Llamaba la atención por salirse del canon oriental y tener voluptuosas formas, herencia, decía, de sus ancestros del norte de Hokkaido. Era extrovertida, deliciosamente aguda, y culta. No era provocativa vistiendo, pero aun así, su voluptuoso pecho de una talla 95 D, llamaba la atención. Eso y su sonrisa, era garante más que seguro de una larga cola de pretendientes.

Nari llevaba un año en Barcelona, en sus estudios de posgrado, hablando con su gracioso acento el español de forma fluida y atreviéndose con el catalán. Pululaba alegremente por el departamento de la Universidad, y había dado varias clases que habían resultado un éxito de crítica (los alumnos son los más duros críticos de un profesor), y despertó la curiosidad de varias revistas.

Yo llegué a principios de verano, pero no me integré en la Universidad hasta el otoño., cuando ella ya hacía el primer año allí. La vi un par de veces pasar por la puerta de mi despacho, y sus ojos, su mirada de un suave color ámbar, pues tenía un matiz miel en sus iris tremendamente cautivador. Unido a su sonrisa de sus carnosos labios rosados, resultaba una fresca brisa.

Coincidimos un par de veces en el ascensor y tras intercambiar algunas menudencias, quedamos alguna vez para comer en la facultad. Indudablemente pronto empezamos a notar una cierta química entre los dos. Ella solía ser muy aguda en sus apreciaciones y comentarios, y yo le daba la réplica que rara vez le era ofrecida.

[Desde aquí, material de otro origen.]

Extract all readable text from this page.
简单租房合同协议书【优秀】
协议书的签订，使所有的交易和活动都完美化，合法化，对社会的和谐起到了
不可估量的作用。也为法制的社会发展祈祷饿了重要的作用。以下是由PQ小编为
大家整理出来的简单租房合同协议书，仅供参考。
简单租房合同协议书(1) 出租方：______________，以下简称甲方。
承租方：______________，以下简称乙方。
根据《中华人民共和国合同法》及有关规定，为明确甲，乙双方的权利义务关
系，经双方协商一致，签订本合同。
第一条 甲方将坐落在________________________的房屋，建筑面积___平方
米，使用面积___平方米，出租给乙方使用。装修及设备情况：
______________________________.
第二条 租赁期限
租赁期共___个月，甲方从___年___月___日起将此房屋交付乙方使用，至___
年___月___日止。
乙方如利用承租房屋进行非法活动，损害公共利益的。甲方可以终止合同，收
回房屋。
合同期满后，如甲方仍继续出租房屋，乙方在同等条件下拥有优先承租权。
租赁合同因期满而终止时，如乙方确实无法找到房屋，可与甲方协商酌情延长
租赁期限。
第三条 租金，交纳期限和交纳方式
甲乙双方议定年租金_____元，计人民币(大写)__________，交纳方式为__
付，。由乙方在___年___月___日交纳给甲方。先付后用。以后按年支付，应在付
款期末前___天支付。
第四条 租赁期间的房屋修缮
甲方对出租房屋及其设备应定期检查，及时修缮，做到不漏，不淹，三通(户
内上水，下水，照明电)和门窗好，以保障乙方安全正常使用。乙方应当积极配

Me asenté rápidamente en Barcelona, en una pequeña casa de herencia familiar, en la zona de Vallcarca. Una de esas antiguas casonas con pináculos modernistas que apenas sabía si iba a conservar o no. El lugar acabó agradándome en los meses que estuve allí, y, caray no tenía gastos que pagar, ya que de todo, reparaciones incluidas, se encargaba un fideicomiso de la familia. Era cuestión de pagar los muebles, coche y hacerme con el sitio. Recorrer la ciudad y demás. Tenía para mí una casa, pues, de tres plantas, con desván y sótano, y unas siete habitaciones y varios cuartos de baño. Una pasada para el lugar. No quería ni pensarlo. Necesitaría alguien que me ayudara al mantenimiento y contraté un servicio de limpieza que se encargaría de todo.

Hecho eso, me centré en la Universidad, en mis libros y mis investigaciones.

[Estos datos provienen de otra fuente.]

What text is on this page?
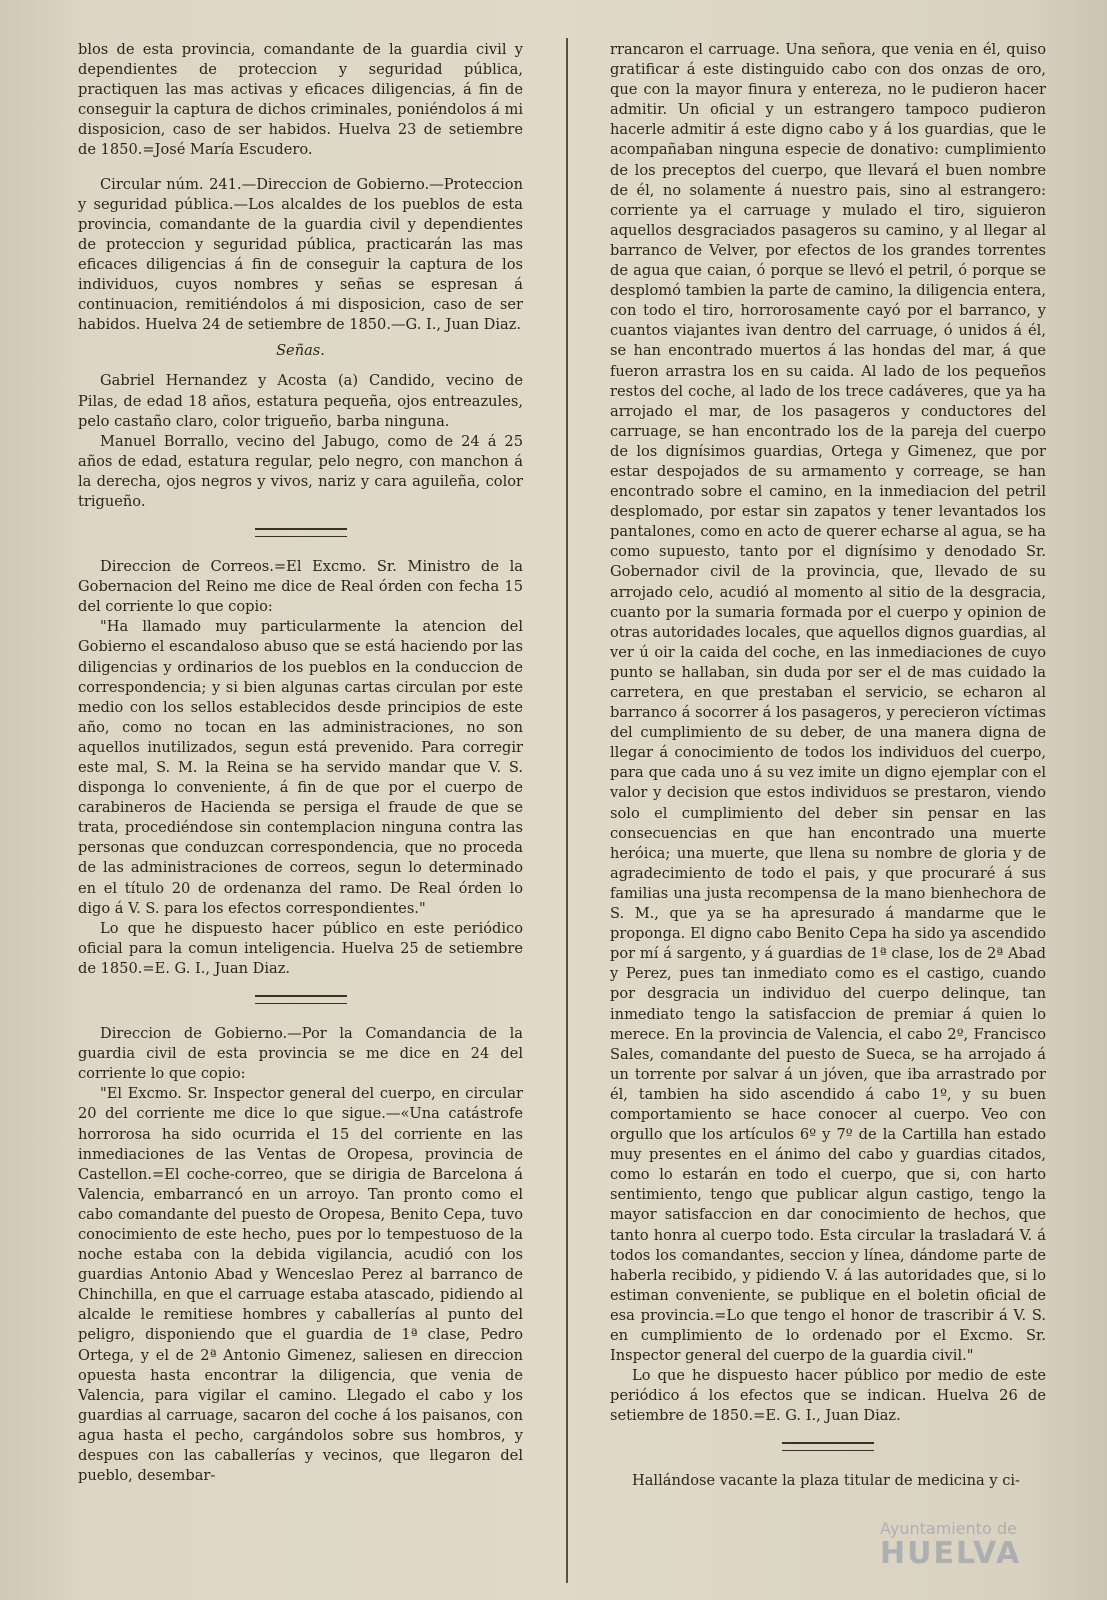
blos de esta provincia, comandante de la guardia civil y dependientes de proteccion y seguridad pública, practiquen las mas activas y eficaces diligencias, á fin de conseguir la captura de dichos criminales, poniéndolos á mi disposicion, caso de ser habidos. Huelva 23 de setiembre de 1850.=José María Escudero.

Circular núm. 241.—Direccion de Gobierno.—Proteccion y seguridad pública.—Los alcaldes de los pueblos de esta provincia, comandante de la guardia civil y dependientes de proteccion y seguridad pública, practicarán las mas eficaces diligencias á fin de conseguir la captura de los individuos, cuyos nombres y señas se espresan á continuacion, remitiéndolos á mi disposicion, caso de ser habidos. Huelva 24 de setiembre de 1850.—G. I., Juan Diaz.

Señas.

Gabriel Hernandez y Acosta (a) Candido, vecino de Pilas, de edad 18 años, estatura pequeña, ojos entreazules, pelo castaño claro, color trigueño, barba ninguna.

Manuel Borrallo, vecino del Jabugo, como de 24 á 25 años de edad, estatura regular, pelo negro, con manchon á la derecha, ojos negros y vivos, nariz y cara aguileña, color trigueño.

Direccion de Correos.=El Excmo. Sr. Ministro de la Gobernacion del Reino me dice de Real órden con fecha 15 del corriente lo que copio:

"Ha llamado muy particularmente la atencion del Gobierno el escandaloso abuso que se está haciendo por las diligencias y ordinarios de los pueblos en la conduccion de correspondencia; y si bien algunas cartas circulan por este medio con los sellos establecidos desde principios de este año, como no tocan en las administraciones, no son aquellos inutilizados, segun está prevenido. Para corregir este mal, S. M. la Reina se ha servido mandar que V. S. disponga lo conveniente, á fin de que por el cuerpo de carabineros de Hacienda se persiga el fraude de que se trata, procediéndose sin contemplacion ninguna contra las personas que conduzcan correspondencia, que no proceda de las administraciones de correos, segun lo determinado en el título 20 de ordenanza del ramo. De Real órden lo digo á V. S. para los efectos correspondientes."

Lo que he dispuesto hacer público en este periódico oficial para la comun inteligencia. Huelva 25 de setiembre de 1850.=E. G. I., Juan Diaz.

Direccion de Gobierno.—Por la Comandancia de la guardia civil de esta provincia se me dice en 24 del corriente lo que copio:

"El Excmo. Sr. Inspector general del cuerpo, en circular 20 del corriente me dice lo que sigue.—«Una catástrofe horrorosa ha sido ocurrida el 15 del corriente en las inmediaciones de las Ventas de Oropesa, provincia de Castellon.=El coche-correo, que se dirigia de Barcelona á Valencia, embarrancó en un arroyo. Tan pronto como el cabo comandante del puesto de Oropesa, Benito Cepa, tuvo conocimiento de este hecho, pues por lo tempestuoso de la noche estaba con la debida vigilancia, acudió con los guardias Antonio Abad y Wenceslao Perez al barranco de Chinchilla, en que el carruage estaba atascado, pidiendo al alcalde le remitiese hombres y caballerías al punto del peligro, disponiendo que el guardia de 1ª clase, Pedro Ortega, y el de 2ª Antonio Gimenez, saliesen en direccion opuesta hasta encontrar la diligencia, que venia de Valencia, para vigilar el camino. Llegado el cabo y los guardias al carruage, sacaron del coche á los paisanos, con agua hasta el pecho, cargándolos sobre sus hombros, y despues con las caballerías y vecinos, que llegaron del pueblo, desembar-

rrancaron el carruage. Una señora, que venia en él, quiso gratificar á este distinguido cabo con dos onzas de oro, que con la mayor finura y entereza, no le pudieron hacer admitir. Un oficial y un estrangero tampoco pudieron hacerle admitir á este digno cabo y á los guardias, que le acompañaban ninguna especie de donativo: cumplimiento de los preceptos del cuerpo, que llevará el buen nombre de él, no solamente á nuestro pais, sino al estrangero: corriente ya el carruage y mulado el tiro, siguieron aquellos desgraciados pasageros su camino, y al llegar al barranco de Velver, por efectos de los grandes torrentes de agua que caian, ó porque se llevó el petril, ó porque se desplomó tambien la parte de camino, la diligencia entera, con todo el tiro, horrorosamente cayó por el barranco, y cuantos viajantes ivan dentro del carruage, ó unidos á él, se han encontrado muertos á las hondas del mar, á que fueron arrastra los en su caida. Al lado de los pequeños restos del coche, al lado de los trece cadáveres, que ya ha arrojado el mar, de los pasageros y conductores del carruage, se han encontrado los de la pareja del cuerpo de los dignísimos guardias, Ortega y Gimenez, que por estar despojados de su armamento y correage, se han encontrado sobre el camino, en la inmediacion del petril desplomado, por estar sin zapatos y tener levantados los pantalones, como en acto de querer echarse al agua, se ha como supuesto, tanto por el dignísimo y denodado Sr. Gobernador civil de la provincia, que, llevado de su arrojado celo, acudió al momento al sitio de la desgracia, cuanto por la sumaria formada por el cuerpo y opinion de otras autoridades locales, que aquellos dignos guardias, al ver ú oir la caida del coche, en las inmediaciones de cuyo punto se hallaban, sin duda por ser el de mas cuidado la carretera, en que prestaban el servicio, se echaron al barranco á socorrer á los pasageros, y perecieron víctimas del cumplimiento de su deber, de una manera digna de llegar á conocimiento de todos los individuos del cuerpo, para que cada uno á su vez imite un digno ejemplar con el valor y decision que estos individuos se prestaron, viendo solo el cumplimiento del deber sin pensar en las consecuencias en que han encontrado una muerte heróica; una muerte, que llena su nombre de gloria y de agradecimiento de todo el pais, y que procuraré á sus familias una justa recompensa de la mano bienhechora de S. M., que ya se ha apresurado á mandarme que le proponga. El digno cabo Benito Cepa ha sido ya ascendido por mí á sargento, y á guardias de 1ª clase, los de 2ª Abad y Perez, pues tan inmediato como es el castigo, cuando por desgracia un individuo del cuerpo delinque, tan inmediato tengo la satisfaccion de premiar á quien lo merece. En la provincia de Valencia, el cabo 2º, Francisco Sales, comandante del puesto de Sueca, se ha arrojado á un torrente por salvar á un jóven, que iba arrastrado por él, tambien ha sido ascendido á cabo 1º, y su buen comportamiento se hace conocer al cuerpo. Veo con orgullo que los artículos 6º y 7º de la Cartilla han estado muy presentes en el ánimo del cabo y guardias citados, como lo estarán en todo el cuerpo, que si, con harto sentimiento, tengo que publicar algun castigo, tengo la mayor satisfaccion en dar conocimiento de hechos, que tanto honra al cuerpo todo. Esta circular la trasladará V. á todos los comandantes, seccion y línea, dándome parte de haberla recibido, y pidiendo V. á las autoridades que, si lo estiman conveniente, se publique en el boletin oficial de esa provincia.=Lo que tengo el honor de trascribir á V. S. en cumplimiento de lo ordenado por el Excmo. Sr. Inspector general del cuerpo de la guardia civil."

Lo que he dispuesto hacer público por medio de este periódico á los efectos que se indican. Huelva 26 de setiembre de 1850.=E. G. I., Juan Diaz.

Hallándose vacante la plaza titular de medicina y ci-

Ayuntamiento de
HUELVA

Por entonces hacía unos meses (los que llevaba en Barcelona) que había dejado una tormentosa relación en la que había conocido en profundidad mis tendencias en BDSM. No tenía muchas ganas de volver a empezar en este mundillo, menos aún tener pareja. Pero sí conocía a gente y de vez en cuando me dejé caer por el ambiente en alguno de los locales y en un par de fiestas de alto copete, donde dar solaz al cuerpo, en casonas aisladas, lejos de la gran urbe.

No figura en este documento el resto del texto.